The focal adhesion protein zyxin: regulator of arterial mechanics and structure

Introduction: The focal adhesion protein zyxin participates in the organization of the cytoskeleton. However, the real function of the protein is not known. In this study we have analyzed the dual role of zyxin in the regulation of vascular tone and in pressure‐induced vascular gene expression. Methods: Femoral arteries freshly isolated from zyxin‐null and wild type C57/BL6 mice were isolated and subjected to defined perfusion conditions in a pressure myograph with real time diameter measurement. Primary human endothelial cells (EC) were cultured on flexible membranes and subjected to cyclic strain in a computer‐assisted Flexercell strain device.
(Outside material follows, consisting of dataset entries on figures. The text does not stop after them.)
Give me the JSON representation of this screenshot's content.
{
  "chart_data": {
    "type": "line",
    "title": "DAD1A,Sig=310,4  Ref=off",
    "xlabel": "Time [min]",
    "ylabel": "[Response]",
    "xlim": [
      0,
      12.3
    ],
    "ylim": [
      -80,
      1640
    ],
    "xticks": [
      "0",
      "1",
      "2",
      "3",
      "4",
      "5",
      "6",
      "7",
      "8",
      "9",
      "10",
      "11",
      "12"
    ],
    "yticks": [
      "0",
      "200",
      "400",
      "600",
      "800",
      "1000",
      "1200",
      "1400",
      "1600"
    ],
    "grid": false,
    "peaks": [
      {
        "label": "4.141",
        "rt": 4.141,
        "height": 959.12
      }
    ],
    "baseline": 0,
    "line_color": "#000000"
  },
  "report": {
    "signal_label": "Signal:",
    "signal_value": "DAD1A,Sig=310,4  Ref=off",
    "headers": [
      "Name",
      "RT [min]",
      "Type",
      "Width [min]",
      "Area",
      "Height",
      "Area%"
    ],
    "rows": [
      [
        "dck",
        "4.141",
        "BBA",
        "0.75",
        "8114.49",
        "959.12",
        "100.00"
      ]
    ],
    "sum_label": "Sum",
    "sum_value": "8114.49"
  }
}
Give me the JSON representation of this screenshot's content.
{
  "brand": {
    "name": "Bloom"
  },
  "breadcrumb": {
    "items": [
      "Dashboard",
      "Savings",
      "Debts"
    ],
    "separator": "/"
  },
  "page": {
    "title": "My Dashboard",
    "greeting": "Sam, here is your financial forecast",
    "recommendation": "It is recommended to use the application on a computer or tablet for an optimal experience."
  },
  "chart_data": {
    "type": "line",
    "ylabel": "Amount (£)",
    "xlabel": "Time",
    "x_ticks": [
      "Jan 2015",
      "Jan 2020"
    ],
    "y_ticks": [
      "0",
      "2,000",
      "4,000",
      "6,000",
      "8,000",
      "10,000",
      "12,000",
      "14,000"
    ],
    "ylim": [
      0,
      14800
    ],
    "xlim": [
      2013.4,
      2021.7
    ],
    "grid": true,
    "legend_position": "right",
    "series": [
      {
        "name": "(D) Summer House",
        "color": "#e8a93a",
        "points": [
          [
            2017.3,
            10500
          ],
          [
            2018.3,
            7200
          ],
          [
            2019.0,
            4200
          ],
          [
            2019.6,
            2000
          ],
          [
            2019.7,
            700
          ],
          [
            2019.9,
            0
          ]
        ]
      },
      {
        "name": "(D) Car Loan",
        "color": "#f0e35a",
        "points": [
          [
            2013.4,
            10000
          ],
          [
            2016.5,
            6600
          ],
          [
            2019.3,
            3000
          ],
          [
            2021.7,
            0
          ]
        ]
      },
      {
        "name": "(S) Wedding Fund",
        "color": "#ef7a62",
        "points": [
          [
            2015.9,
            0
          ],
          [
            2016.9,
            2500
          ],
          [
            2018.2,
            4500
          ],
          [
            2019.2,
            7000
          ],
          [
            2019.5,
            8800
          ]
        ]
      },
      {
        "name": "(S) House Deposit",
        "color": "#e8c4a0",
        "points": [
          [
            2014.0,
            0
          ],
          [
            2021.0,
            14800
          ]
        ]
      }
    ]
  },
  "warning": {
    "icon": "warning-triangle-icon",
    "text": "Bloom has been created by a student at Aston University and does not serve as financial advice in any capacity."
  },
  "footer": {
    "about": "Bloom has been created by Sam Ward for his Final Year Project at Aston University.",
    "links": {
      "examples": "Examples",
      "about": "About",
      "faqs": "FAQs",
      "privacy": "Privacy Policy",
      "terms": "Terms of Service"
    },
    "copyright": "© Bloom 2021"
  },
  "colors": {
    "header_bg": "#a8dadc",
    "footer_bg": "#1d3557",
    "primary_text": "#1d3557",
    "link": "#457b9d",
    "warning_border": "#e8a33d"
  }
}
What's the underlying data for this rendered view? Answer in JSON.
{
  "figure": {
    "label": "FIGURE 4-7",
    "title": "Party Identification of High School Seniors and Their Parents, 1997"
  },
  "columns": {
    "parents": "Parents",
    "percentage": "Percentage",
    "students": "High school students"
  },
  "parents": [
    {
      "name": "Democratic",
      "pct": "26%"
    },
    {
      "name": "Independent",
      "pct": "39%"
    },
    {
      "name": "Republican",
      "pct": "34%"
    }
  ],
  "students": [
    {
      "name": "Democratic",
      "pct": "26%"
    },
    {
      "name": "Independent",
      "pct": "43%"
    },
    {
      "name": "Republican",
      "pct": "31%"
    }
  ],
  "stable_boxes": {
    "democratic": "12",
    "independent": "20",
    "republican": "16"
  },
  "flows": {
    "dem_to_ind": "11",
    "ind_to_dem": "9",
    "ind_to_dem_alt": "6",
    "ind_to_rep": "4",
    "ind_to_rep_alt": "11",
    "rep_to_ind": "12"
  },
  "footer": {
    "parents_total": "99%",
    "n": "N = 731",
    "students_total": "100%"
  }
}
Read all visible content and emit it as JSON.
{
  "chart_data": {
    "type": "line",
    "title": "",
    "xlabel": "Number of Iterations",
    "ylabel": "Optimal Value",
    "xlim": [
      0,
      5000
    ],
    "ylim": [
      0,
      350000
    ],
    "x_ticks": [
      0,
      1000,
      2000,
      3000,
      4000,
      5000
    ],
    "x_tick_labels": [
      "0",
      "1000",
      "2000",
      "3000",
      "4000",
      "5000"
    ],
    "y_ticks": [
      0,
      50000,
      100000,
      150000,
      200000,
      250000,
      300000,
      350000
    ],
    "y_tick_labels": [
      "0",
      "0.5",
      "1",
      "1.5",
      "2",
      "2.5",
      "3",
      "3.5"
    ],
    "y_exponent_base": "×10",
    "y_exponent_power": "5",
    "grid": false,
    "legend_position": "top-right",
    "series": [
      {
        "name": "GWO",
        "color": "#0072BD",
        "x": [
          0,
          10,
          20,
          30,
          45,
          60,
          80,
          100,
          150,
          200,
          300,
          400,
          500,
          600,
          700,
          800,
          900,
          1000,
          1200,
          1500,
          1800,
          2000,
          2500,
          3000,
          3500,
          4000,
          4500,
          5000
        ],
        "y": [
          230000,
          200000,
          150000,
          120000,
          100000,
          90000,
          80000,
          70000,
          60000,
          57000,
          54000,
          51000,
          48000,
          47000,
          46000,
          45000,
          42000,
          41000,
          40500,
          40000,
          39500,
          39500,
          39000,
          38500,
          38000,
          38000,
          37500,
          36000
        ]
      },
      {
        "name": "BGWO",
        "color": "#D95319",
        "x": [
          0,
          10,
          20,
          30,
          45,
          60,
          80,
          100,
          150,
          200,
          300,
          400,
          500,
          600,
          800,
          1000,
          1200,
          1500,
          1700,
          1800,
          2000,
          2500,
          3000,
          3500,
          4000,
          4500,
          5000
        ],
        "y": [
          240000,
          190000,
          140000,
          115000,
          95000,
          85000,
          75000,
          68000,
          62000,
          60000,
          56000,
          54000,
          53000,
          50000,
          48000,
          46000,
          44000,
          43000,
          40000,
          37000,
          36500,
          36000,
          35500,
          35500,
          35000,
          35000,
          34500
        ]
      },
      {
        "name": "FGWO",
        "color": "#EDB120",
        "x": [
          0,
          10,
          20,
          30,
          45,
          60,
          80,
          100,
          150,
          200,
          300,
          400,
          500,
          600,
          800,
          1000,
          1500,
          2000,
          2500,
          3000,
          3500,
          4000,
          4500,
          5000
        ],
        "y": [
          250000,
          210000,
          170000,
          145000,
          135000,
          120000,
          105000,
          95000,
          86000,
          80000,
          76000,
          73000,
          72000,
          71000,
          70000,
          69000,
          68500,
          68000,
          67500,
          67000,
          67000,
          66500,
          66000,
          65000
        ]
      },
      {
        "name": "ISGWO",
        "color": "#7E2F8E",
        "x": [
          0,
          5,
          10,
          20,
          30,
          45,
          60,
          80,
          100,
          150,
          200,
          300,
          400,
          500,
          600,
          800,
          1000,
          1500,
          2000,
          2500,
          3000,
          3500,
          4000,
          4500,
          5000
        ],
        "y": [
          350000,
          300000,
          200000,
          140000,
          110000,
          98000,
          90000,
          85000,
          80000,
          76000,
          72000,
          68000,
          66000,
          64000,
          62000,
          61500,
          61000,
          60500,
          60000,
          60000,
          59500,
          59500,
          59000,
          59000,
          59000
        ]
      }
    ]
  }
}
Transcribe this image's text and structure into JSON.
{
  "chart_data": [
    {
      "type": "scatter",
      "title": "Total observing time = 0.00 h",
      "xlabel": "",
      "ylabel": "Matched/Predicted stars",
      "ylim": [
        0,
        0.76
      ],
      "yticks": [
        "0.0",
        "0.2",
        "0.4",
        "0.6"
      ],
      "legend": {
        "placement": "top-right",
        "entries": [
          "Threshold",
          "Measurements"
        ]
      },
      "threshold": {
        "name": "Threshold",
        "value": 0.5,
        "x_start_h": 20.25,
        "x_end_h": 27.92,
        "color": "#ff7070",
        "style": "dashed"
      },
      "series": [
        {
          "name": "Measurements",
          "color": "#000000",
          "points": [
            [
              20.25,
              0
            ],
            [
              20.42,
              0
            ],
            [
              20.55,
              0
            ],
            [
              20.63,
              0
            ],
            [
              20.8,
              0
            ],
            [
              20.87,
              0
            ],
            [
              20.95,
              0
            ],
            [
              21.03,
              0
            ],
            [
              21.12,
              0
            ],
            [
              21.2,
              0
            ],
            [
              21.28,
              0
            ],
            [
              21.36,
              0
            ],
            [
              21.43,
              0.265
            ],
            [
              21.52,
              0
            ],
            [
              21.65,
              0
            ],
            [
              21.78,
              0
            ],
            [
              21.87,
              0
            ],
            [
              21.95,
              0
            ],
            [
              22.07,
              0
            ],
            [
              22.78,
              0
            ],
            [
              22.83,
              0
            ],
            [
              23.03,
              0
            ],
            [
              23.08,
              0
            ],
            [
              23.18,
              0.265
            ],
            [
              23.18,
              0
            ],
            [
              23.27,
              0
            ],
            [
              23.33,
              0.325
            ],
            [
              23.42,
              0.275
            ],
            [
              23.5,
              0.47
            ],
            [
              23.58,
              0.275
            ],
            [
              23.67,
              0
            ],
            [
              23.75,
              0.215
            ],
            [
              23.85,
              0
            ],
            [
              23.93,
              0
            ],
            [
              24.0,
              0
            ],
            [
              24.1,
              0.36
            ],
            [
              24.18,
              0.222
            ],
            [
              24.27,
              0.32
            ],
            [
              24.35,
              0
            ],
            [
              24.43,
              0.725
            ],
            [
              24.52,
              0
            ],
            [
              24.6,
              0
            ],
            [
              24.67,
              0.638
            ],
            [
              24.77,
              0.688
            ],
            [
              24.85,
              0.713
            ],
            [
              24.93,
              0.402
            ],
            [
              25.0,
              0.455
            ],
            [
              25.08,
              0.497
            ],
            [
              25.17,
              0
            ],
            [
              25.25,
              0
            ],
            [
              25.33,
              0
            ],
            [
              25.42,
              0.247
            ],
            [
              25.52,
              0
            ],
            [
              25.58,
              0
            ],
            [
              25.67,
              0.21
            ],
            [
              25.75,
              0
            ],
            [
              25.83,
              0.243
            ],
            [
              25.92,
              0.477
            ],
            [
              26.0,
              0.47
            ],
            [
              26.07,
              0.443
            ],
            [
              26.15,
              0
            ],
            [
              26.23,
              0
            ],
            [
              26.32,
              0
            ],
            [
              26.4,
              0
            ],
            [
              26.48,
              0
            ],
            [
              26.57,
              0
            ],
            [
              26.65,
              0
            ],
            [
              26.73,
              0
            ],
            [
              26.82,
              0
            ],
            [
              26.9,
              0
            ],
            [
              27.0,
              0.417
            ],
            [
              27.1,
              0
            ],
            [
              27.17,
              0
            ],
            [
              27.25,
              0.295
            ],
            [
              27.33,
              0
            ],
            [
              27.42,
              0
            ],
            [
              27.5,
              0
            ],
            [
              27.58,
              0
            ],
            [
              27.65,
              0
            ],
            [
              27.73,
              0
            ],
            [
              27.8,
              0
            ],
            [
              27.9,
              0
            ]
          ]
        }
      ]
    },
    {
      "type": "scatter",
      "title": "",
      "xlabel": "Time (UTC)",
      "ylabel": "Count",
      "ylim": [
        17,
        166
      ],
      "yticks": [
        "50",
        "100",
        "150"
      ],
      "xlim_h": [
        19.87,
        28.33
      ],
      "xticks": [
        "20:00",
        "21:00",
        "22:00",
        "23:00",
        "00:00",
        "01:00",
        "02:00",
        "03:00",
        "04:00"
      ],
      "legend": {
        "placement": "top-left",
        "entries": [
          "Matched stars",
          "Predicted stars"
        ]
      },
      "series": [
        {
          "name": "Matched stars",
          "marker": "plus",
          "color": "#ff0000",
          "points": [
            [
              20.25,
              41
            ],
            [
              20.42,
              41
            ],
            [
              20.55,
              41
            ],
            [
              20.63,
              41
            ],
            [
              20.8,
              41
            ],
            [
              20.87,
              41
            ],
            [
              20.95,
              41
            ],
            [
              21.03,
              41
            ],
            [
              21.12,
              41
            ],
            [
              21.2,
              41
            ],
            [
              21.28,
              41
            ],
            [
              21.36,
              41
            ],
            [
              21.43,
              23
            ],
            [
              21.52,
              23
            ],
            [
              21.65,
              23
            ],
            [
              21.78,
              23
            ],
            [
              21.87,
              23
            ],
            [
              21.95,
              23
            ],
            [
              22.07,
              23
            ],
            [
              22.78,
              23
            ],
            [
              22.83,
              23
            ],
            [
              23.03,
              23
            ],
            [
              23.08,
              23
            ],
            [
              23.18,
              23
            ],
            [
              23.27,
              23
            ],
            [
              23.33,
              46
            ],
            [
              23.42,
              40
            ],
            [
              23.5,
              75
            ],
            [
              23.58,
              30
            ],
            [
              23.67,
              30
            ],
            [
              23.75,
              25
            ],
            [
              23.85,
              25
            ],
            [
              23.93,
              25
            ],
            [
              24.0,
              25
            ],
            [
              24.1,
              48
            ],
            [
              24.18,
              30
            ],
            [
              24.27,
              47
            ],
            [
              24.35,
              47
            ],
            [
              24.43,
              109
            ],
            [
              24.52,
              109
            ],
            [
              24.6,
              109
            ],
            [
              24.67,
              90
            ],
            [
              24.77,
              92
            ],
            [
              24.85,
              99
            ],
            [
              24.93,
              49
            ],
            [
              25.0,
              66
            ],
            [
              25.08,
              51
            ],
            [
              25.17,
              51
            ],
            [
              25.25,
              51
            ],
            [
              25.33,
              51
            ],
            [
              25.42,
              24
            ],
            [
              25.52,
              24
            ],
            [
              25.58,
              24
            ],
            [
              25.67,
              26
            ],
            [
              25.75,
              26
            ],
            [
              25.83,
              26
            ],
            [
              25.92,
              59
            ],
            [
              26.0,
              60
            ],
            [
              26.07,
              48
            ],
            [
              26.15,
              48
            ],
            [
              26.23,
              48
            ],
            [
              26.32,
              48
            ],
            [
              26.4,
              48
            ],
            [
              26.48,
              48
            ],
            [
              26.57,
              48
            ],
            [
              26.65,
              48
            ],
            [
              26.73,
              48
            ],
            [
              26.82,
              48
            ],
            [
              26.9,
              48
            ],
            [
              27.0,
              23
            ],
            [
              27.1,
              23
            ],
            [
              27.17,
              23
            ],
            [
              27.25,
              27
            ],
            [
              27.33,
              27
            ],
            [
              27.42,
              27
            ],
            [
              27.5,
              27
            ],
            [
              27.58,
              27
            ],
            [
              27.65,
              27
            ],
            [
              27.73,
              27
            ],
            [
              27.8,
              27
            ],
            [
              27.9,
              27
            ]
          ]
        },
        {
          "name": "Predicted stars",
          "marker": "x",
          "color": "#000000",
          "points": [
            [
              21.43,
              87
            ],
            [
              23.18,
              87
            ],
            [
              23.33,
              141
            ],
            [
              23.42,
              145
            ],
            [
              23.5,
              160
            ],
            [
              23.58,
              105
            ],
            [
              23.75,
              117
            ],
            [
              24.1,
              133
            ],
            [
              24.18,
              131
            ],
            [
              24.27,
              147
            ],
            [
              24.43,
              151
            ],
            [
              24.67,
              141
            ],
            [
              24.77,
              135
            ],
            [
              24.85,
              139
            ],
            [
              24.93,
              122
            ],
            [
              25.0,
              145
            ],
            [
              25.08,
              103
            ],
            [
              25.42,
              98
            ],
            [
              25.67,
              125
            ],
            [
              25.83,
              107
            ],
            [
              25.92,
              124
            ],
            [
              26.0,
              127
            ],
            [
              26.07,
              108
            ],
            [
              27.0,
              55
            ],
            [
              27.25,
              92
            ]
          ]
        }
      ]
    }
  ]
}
Analytical standard procedures such as real time RT‐PCR, Western blot and (immuno‐)histochemisty were used. Results: In response to increases in wall tension, zyxin translocates to the nucleus and mediates stretch‐induced gene expression. Zyxin‐deficient arteries respond to prolonged increases in pressure with a perpendicular rearrangement of medial smooth muscle cells. This adaptive alignment along the pressure gradient explains the inability of zyxin‐deficient vessels to contract properly in response to physiological stimuli such as epinephrine, acetylcholine or Endothelin‐1. Conclusion: In vascular cells, zyxin has a dual role as an organizer of the force‐producing machinery and as a mechanotransducer upon mechanical overload.